Saïd Namouh ne témoignera pas pour sa défense dans son procès pour terrorisme. Son avocat va plutôt tenter de faire déclarer «inconstitutionnelle» la loi antiterroriste, adoptée dans la foulée du 11 septembre 2001.

C'est la carte que Me Duval a abattue, hier, après que la Couronne eut terminé sa preuve, au procès de Namouh. Ce Marocain d'origine, qui a obtenu sa résidence permanente en 2003 après avoir épousé une Québécoise, est accusé de complot à l'engin explosif, participation aux activités d'un groupe terroriste, facilitation d'activités terroristes et extorsion en association avec un groupe terroriste. Les trois dernières accusations relèvent de l'article 83 du Code criminel, ayant trait au terrorisme.
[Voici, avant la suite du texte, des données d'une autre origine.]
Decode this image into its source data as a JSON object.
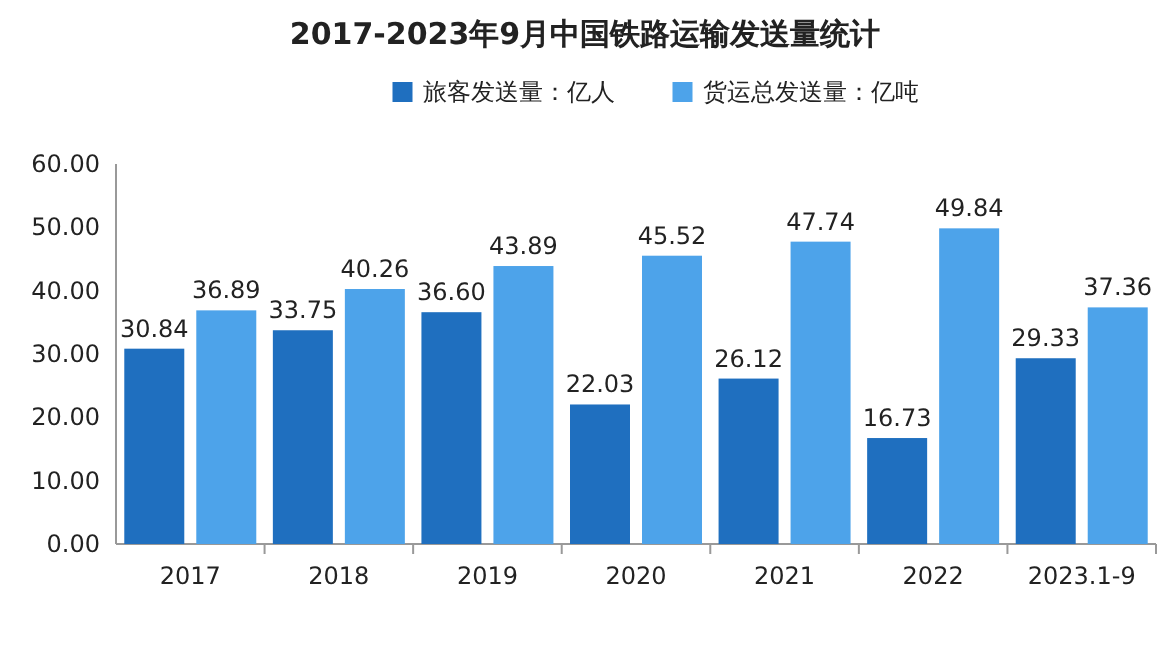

Or, Me Duval allègue que cet article et ses alinéas contreviennent à la Charte des libertés.

 

«C'est contraire à la liberté d'expression et de religion. Ma prétention est que ce que Namouh a fait est protégé par son droit à la liberté religieuse et à la liberté d'expression», a expliqué Me Duval, en sortant de la salle d'audience, hier.

Combat ardu

Le combat de Me Duval s'annonce bien ardu. Certes, c'est la première fois au Québec qu'un procès pour terrorisme est tenu en vertu de cette loi. Mais l'article 83 a été éprouvé. «Les articles en matière de terrorisme ont été utilisés ailleurs au Canada, notamment dans l'affaire Khawaja, qui est en attente de sentence», a indiqué le procureur de la Couronne fédérale, Dominique Dudemaine. En octobre dernier, à Ottawa, Momin Khawaja a été déclaré coupable d'avoir financé et facilité les activités terroristes.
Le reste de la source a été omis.